Festival Minang di Amsterdam – Berdayakan Diaspora Minangkabau Promosi Budaya di Tanah Rantau

Untuk pertama kalinya, Festival Budaya Minang diadakan di Indonesia House Amsterdam (IHA), sebuah pusat budaya yang menjadi jembatan penghubung antara Indonesia dan Belanda serta sebagai pusat promosi ekonomi budaya Indonesia di Belanda dan Eropa. Festival yang bertajuk ‘Jauah di Mato, Dakek di Hati’ digelar selama 2 hari pada 21-22 Februari 2025.
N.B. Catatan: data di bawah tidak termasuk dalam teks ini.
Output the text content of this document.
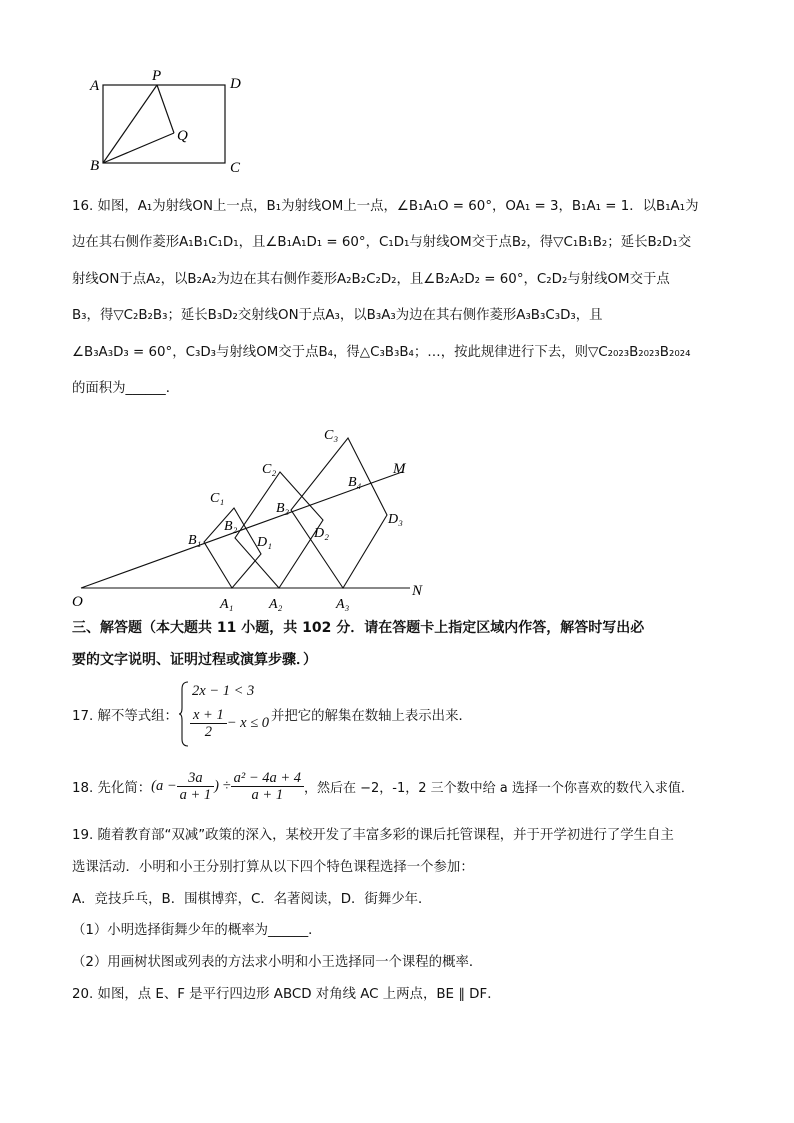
A
P	D
Q
B	C
16. 如图，A₁为射线ON上一点，B₁为射线OM上一点，∠B₁A₁O = 60°，OA₁ = 3，B₁A₁ = 1．以B₁A₁为
边在其右侧作菱形A₁B₁C₁D₁，且∠B₁A₁D₁ = 60°，C₁D₁与射线OM交于点B₂，得▽C₁B₁B₂；延长B₂D₁交
射线ON于点A₂，以B₂A₂为边在其右侧作菱形A₂B₂C₂D₂，且∠B₂A₂D₂ = 60°，C₂D₂与射线OM交于点
B₃，得▽C₂B₂B₃；延长B₃D₂交射线ON于点A₃，以B₃A₃为边在其右侧作菱形A₃B₃C₃D₃，且
∠B₃A₃D₃ = 60°，C₃D₃与射线OM交于点B₄，得△C₃B₃B₄；…，按此规律进行下去，则▽C₂₀₂₃B₂₀₂₃B₂₀₂₄
的面积为______．
O
N
M
A₁	A₂	A₃
B₁
B₂
B₃
B₄
C₁
C₂
C₃
D₁
D₂
D₃
三、解答题（本大题共 11 小题，共 102 分．请在答题卡上指定区域内作答，解答时写出必
要的文字说明、证明过程或演算步骤．）
17. 解不等式组：
2x − 1 < 3
$\frac{x + 1}{2} - x \le 0$ 并把它的解集在数轴上表示出来．
18. 先化简：($a - \frac{3a}{a + 1}$ ) ÷ $\frac{\text{a² − 4a + 4}}{a + 1}$ ，然后在 −2，-1，2 三个数中给 a 选择一个你喜欢的数代入求值．
19. 随着教育部“双减”政策的深入，某校开发了丰富多彩的课后托管课程，并于开学初进行了学生自主
选课活动．小明和小王分别打算从以下四个特色课程选择一个参加：
A．竞技乒乓，B．围棋博弈，C．名著阅读，D．街舞少年．
（1）小明选择街舞少年的概率为______．
（2）用画树状图或列表的方法求小明和小王选择同一个课程的概率．
20. 如图，点 E、F 是平行四边形 ABCD 对角线 AC 上两点，BE ∥ DF．
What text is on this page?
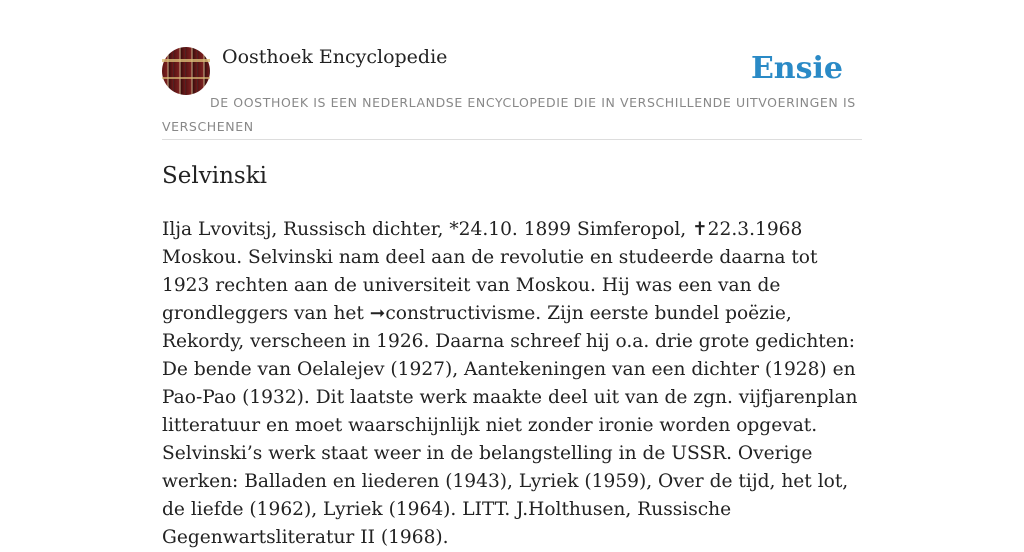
Oosthoek Encyclopedie	Ensie
DE OOSTHOEK IS EEN NEDERLANDSE ENCYCLOPEDIE DIE IN VERSCHILLENDE UITVOERINGEN IS VERSCHENEN
Selvinski

Ilja Lvovitsj, Russisch dichter, *24.10. 1899 Simferopol, ✝22.3.1968 Moskou. Selvinski nam deel aan de revolutie en studeerde daarna tot 1923 rechten aan de universiteit van Moskou. Hij was een van de grondleggers van het ➞constructivisme. Zijn eerste bundel poëzie, Rekordy, verscheen in 1926. Daarna schreef hij o.a. drie grote gedichten: De bende van Oelalejev (1927), Aantekeningen van een dichter (1928) en Pao-Pao (1932). Dit laatste werk maakte deel uit van de zgn. vijfjarenplan litteratuur en moet waarschijnlijk niet zonder ironie worden opgevat. Selvinski’s werk staat weer in de belangstelling in de USSR. Overige werken: Balladen en liederen (1943), Lyriek (1959), Over de tijd, het lot, de liefde (1962), Lyriek (1964). LITT. J.Holthusen, Russische Gegenwartsliteratur II (1968).
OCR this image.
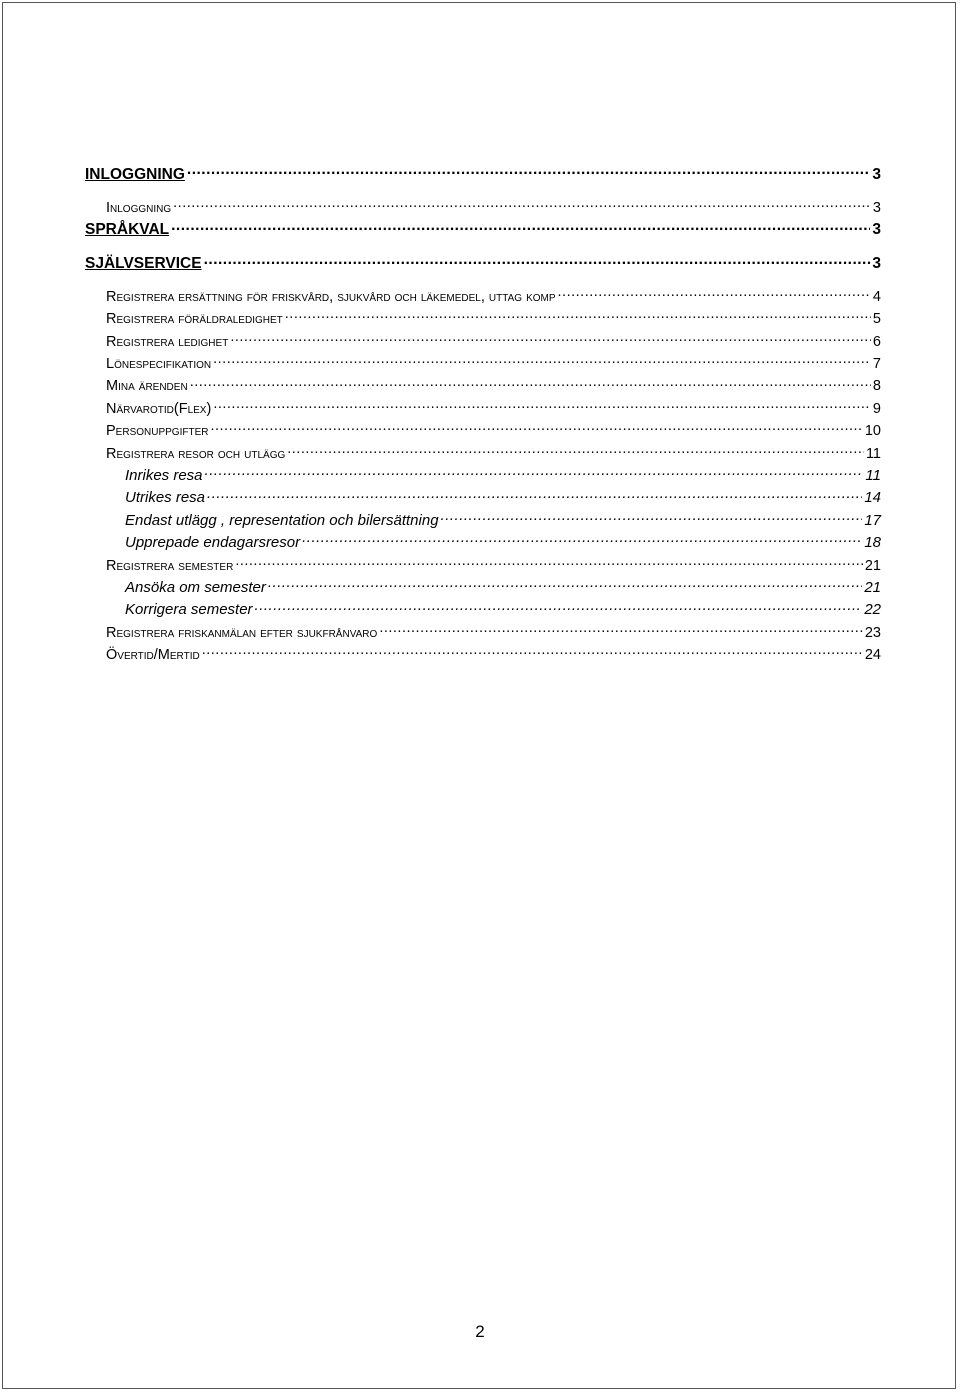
INLOGGNING .....	3
Inloggning .....	3
SPRÅKVAL .....	3
SJÄLVSERVICE .....	3
Registrera ersättning för friskvård, sjukvård och läkemedel, uttag komp .....	4
Registrera föräldraledighet .....	5
Registrera ledighet .....	6
Lönespecifikation .....	7
Mina ärenden .....	8
Närvarotid(Flex) .....	9
Personuppgifter .....	10
Registrera resor och utlägg .....	11
Inrikes resa .....	11
Utrikes resa .....	14
Endast utlägg , representation och bilersättning .....	17
Upprepade endagarsresor .....	18
Registrera semester .....	21
Ansöka om semester .....	21
Korrigera semester .....	22
Registrera friskanmälan efter sjukfrånvaro .....	23
Övertid/Mertid .....	24
2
Lebih dari 400 orang pengunjung memadati gedung 5 lantai di kota Amsterdam tersebut. Sebagian besar pengunjung adalah warga diaspora yang telah lama menetap di Belanda. Selain itu nampak banyak warga asing lokal, termasuk dari Jerman dan Belgia.

Menteri Luar Negeri RI, Sugiono, juga menyempatkan berkunjung ke IHA dan menyapa para pengisi acara serta sejumlah pengunjung asing maupun diaspora di sela-sela lawatan resmi untuk bertemu dengan PM dan Menlu Belanda.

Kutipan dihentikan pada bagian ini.